Disney started pillaging their own box office successes in search of fortune and glory a few years ago. Some with greater success than others, and also striking fear for fans worried their favorite Disney classic will become the next unnecessary remake (I’m looking at you Beauty and the Beast and Dumbo although The Jungle Book is still the best).
Trailers be damned, Aladdin winds up being way more fun than expected. Director/co-writer Guy Ritchie may not seem like the best choice for a CGI-heavy Bollywood-infused musical adventure, it’s his very own quirkiness that pulls these elements together. It will never erase our childhood memories of the original classic, but it’s a worthy update overflowing with charm and hilarity.
In this telling, we start with a family sailing the high seas as a Mariner (Will Smith) begins to spin them a tale.
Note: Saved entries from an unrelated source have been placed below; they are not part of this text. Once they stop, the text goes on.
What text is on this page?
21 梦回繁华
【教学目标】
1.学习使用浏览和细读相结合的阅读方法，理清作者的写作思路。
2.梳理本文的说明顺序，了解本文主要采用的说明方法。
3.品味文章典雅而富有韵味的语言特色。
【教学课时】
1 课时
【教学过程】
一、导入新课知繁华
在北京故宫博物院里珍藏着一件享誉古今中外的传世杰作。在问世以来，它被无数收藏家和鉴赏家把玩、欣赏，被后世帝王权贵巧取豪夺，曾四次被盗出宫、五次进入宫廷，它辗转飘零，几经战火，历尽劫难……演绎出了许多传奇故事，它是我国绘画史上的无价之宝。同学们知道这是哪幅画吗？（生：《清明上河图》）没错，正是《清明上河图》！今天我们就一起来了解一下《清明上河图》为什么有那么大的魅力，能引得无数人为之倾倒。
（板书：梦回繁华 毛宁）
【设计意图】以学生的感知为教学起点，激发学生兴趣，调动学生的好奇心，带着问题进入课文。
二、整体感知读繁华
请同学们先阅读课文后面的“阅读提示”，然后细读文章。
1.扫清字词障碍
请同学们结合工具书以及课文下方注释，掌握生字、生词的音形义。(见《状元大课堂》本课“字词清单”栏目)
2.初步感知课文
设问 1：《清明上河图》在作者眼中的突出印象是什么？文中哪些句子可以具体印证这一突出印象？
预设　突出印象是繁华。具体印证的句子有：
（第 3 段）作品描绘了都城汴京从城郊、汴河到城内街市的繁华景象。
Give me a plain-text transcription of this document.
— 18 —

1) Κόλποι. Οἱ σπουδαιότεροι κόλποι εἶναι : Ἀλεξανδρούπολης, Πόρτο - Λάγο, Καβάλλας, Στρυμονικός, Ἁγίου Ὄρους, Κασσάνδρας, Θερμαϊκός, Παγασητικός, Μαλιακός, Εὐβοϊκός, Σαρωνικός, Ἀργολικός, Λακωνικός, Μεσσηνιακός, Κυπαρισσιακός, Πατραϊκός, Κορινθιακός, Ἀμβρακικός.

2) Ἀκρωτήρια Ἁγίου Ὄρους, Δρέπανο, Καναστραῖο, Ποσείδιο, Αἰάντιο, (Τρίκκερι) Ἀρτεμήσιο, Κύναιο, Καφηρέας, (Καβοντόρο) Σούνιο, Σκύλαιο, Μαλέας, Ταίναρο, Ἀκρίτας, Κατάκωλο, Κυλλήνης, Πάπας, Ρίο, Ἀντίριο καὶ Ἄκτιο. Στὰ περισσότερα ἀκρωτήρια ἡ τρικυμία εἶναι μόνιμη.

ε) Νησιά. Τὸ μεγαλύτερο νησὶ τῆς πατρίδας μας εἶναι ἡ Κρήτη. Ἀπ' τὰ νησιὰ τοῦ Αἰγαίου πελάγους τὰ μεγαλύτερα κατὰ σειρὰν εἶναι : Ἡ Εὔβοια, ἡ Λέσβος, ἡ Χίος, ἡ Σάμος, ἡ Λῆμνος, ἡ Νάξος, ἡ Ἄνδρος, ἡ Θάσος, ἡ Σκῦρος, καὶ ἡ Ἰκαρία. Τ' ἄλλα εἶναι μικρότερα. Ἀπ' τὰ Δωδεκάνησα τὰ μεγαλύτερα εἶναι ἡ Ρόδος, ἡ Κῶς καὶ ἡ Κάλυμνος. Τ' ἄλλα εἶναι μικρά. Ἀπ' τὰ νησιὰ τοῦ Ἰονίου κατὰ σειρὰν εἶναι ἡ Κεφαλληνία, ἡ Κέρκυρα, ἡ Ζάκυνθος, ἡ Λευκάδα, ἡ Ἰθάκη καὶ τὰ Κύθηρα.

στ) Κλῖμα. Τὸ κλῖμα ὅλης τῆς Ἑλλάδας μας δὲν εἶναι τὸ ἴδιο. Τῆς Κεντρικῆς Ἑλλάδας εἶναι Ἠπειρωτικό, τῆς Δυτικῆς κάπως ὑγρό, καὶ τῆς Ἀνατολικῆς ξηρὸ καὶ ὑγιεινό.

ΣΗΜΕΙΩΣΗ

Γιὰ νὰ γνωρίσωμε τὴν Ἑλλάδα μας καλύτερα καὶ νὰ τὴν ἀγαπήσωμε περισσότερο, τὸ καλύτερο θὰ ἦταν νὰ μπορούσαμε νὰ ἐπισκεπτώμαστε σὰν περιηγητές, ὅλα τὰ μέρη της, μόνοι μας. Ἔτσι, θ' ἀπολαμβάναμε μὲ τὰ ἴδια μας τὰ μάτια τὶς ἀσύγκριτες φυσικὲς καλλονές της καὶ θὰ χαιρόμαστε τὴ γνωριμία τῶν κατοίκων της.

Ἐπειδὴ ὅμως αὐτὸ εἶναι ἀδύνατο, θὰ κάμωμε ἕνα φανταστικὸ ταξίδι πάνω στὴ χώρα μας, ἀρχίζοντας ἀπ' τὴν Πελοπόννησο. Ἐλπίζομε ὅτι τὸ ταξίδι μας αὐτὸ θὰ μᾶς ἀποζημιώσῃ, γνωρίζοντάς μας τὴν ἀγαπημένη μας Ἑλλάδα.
The Queen of Agrabah has been killed and the Sultan (David Negahban) keeps Princess Jasmine (Naomi Scott) from venturing out of the castle to protect her from the same fate. Aladdin (Mena Massoud) is still our favorite street rat, wandering the city with Abu when the two meet-cute as expected.
Aladdin and Jasmine find their fates entwined after Jafar (Marwan Kenzari) forces Aladdin to become the diamond in the rough, only to unleash our favorite Genie (Smith). Now, Aladdin must convince Jasmine that he’s the prince she deserves with Jafar hot on his heels with the help of Iago, to prove Aladdin is a con and try to crown himself Sultan.
The first thing you’re going to notice in this version of Aladdin is some of the song changes. The pacing is a little different, a few of the lyrics have been updated, and the music repurposed. With the help of original composer Alan Menken, Benj Pasek and Justin Paul (The Greatest Showman, La La Land) give the songs new life. Bigger, punchier, and as lively as ever, every song is more cinematic. They’ve even written a new song (“Speechless”) that, while fantastic, sticks out like a sore thumb. Thankfully Ritchie keeps it from derailing the film’s momentum.
A lot of people have been complaining about Smith as our favorite Genie. Don’t worry, he’s as charming and hilarious as ever. He never tries to replace Robin Williams’s performance, but manages to make this Genie his own. Massoud makes for a great Aladdin, I just wish they’d given him more opportunity for comedy. The scene where he meets Jasmine as Prince Ali, Massoud kills it.
And then there’s Scott as Jasmine who completely owns the film. This may be called Aladdin, but it’s really the Jasmine show. Scott may come from a Disney Channel background (Lemonade Mouth), but she gets her chance to completely shine now. Full of the Jasmine spirit we know and love, if there’s one thing Aladdin really gets right, it’s in letting Ritchie — and co-writer John August (Go, Big Fish, Frankenweenie) — add a heaping helping of girl power.
This Aladdin never tries to replace the original, but it’s a great adaptation offering tons of laughs, a few action scenes, and a huge amount of heart.